Of all people, Ignacio Alzugaray was the most incredulous in regard to his friend; his mother and his sister believed in Cæsar as in an oracle. Cæsar often thought that he ought to fall definitely in love with Ignacio’s sister and marry her; but neither he nor she seemed to have set upon passing the limits of a cordial friendship.
Cæsar told the Alzugaray family how he lived and caused them to laugh and wonder.
He had rented a fairly large upper story in a street in Valle Hermoso, for five dollars. The days he had nothing to do he went there. He put on an old, worn-out fur coat, which was still a protection, a soft hat, took a stick, and went walking in the environs.
His favourite walk was the neighbourhood of the Canalillo and of the Dehesa de Amaniel.
Generally he went out of his house on the side opposite the Model Prison, then he walked toward Moncloa, and taking the right, passed near the Rubio Institute, and entered the Cerro del Pimiento by an open lot which he got into through a broken wall.
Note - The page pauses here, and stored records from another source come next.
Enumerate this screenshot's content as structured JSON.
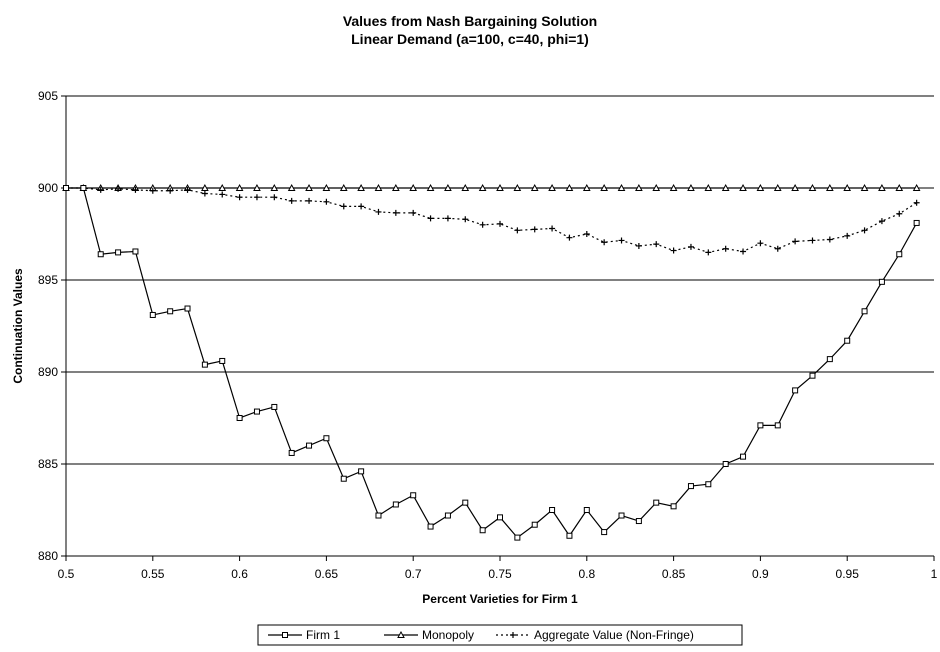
{
  "chart_data": {
    "type": "line",
    "title": "Values from Nash Bargaining Solution",
    "subtitle": "Linear Demand (a=100, c=40, phi=1)",
    "xlabel": "Percent Varieties for Firm 1",
    "ylabel": "Continuation Values",
    "xlim": [
      0.5,
      1
    ],
    "ylim": [
      880,
      905
    ],
    "x_ticks": [
      "0.5",
      "0.55",
      "0.6",
      "0.65",
      "0.7",
      "0.75",
      "0.8",
      "0.85",
      "0.9",
      "0.95",
      "1"
    ],
    "y_ticks": [
      "880",
      "885",
      "890",
      "895",
      "900",
      "905"
    ],
    "grid": "horizontal",
    "legend_position": "bottom",
    "x": [
      0.5,
      0.51,
      0.52,
      0.53,
      0.54,
      0.55,
      0.56,
      0.57,
      0.58,
      0.59,
      0.6,
      0.61,
      0.62,
      0.63,
      0.64,
      0.65,
      0.66,
      0.67,
      0.68,
      0.69,
      0.7,
      0.71,
      0.72,
      0.73,
      0.74,
      0.75,
      0.76,
      0.77,
      0.78,
      0.79,
      0.8,
      0.81,
      0.82,
      0.83,
      0.84,
      0.85,
      0.86,
      0.87,
      0.88,
      0.89,
      0.9,
      0.91,
      0.92,
      0.93,
      0.94,
      0.95,
      0.96,
      0.97,
      0.98,
      0.99
    ],
    "series": [
      {
        "name": "Firm 1",
        "marker": "square",
        "dash": "solid",
        "values": [
          900.0,
          900.0,
          896.4,
          896.5,
          896.55,
          893.1,
          893.3,
          893.45,
          890.4,
          890.6,
          887.5,
          887.85,
          888.1,
          885.6,
          886.0,
          886.4,
          884.2,
          884.6,
          882.2,
          882.8,
          883.3,
          881.6,
          882.2,
          882.9,
          881.4,
          882.1,
          881.0,
          881.7,
          882.5,
          881.1,
          882.5,
          881.3,
          882.2,
          881.9,
          882.9,
          882.7,
          883.8,
          883.9,
          885.0,
          885.4,
          887.1,
          887.1,
          889.0,
          889.8,
          890.7,
          891.7,
          893.3,
          894.9,
          896.4,
          898.1
        ]
      },
      {
        "name": "Monopoly",
        "marker": "triangle",
        "dash": "solid",
        "values": [
          900,
          900,
          900,
          900,
          900,
          900,
          900,
          900,
          900,
          900,
          900,
          900,
          900,
          900,
          900,
          900,
          900,
          900,
          900,
          900,
          900,
          900,
          900,
          900,
          900,
          900,
          900,
          900,
          900,
          900,
          900,
          900,
          900,
          900,
          900,
          900,
          900,
          900,
          900,
          900,
          900,
          900,
          900,
          900,
          900,
          900,
          900,
          900,
          900,
          900
        ]
      },
      {
        "name": "Aggregate Value (Non-Fringe)",
        "marker": "plus",
        "dash": "dotted",
        "values": [
          900.0,
          900.0,
          899.9,
          899.95,
          899.9,
          899.85,
          899.85,
          899.9,
          899.7,
          899.65,
          899.5,
          899.5,
          899.5,
          899.3,
          899.3,
          899.25,
          899.0,
          899.0,
          898.7,
          898.65,
          898.65,
          898.35,
          898.35,
          898.3,
          898.0,
          898.05,
          897.7,
          897.75,
          897.8,
          897.3,
          897.5,
          897.05,
          897.15,
          896.85,
          896.95,
          896.6,
          896.8,
          896.5,
          896.7,
          896.55,
          897.0,
          896.7,
          897.1,
          897.15,
          897.2,
          897.4,
          897.7,
          898.2,
          898.6,
          899.2
        ]
      }
    ]
  }
}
From there one could see, far away, the Guadarrama range, like a curtain of blue mountains and snowy crests; on clear days, the Escorial; Aravaca, the Casa de Campo, and the Sierra de Gredos, which ran out on the left hand like a promontory. Nearby one saw a pine grove, close to the Rubio Institute, and a valley containing market-gardens, and the ranges of the Moncloa shooting school.
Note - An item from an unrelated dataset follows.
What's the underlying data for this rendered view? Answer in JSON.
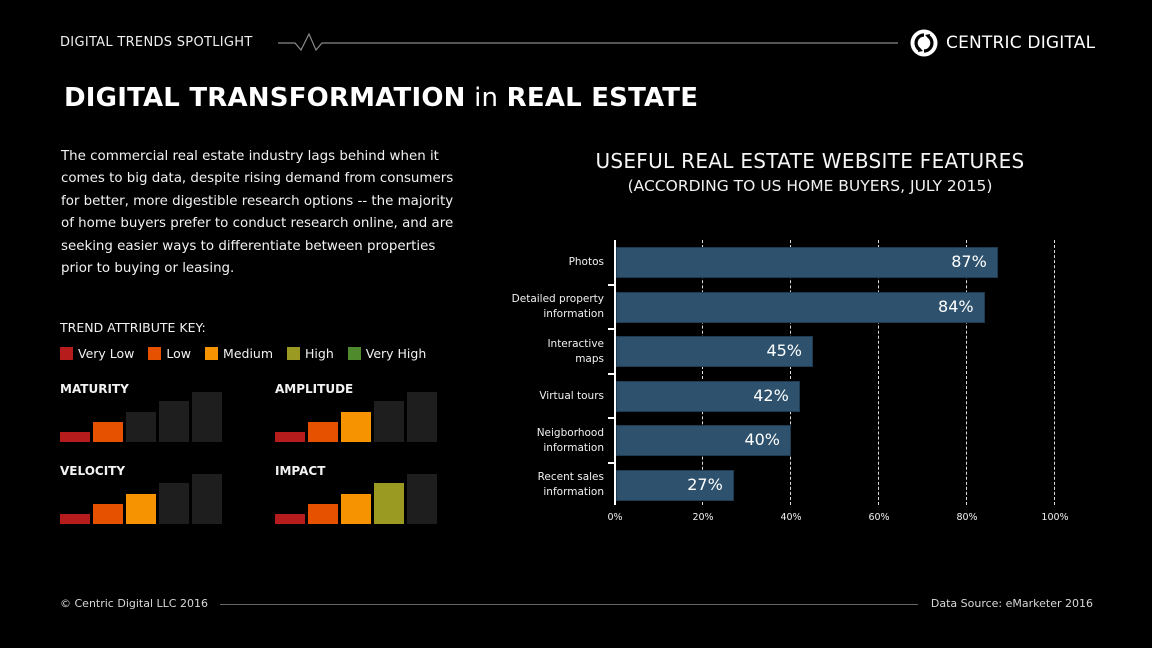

Cæsar would walk on by the winding road, and stop to look at the Cemetery of San Martín on the right, with its black cypresses and its yellowish walls.
Then he would follow the twists of the Canalillo, and pass in front of the third Reservoir, to the Amaniel road.
That was where Cæsar would have built himself a house, had he had the idea of living retired.
The dry, hard landscape was the kind he liked. The mornings were wonderful, the blue sky radiant, the air limpid and thin.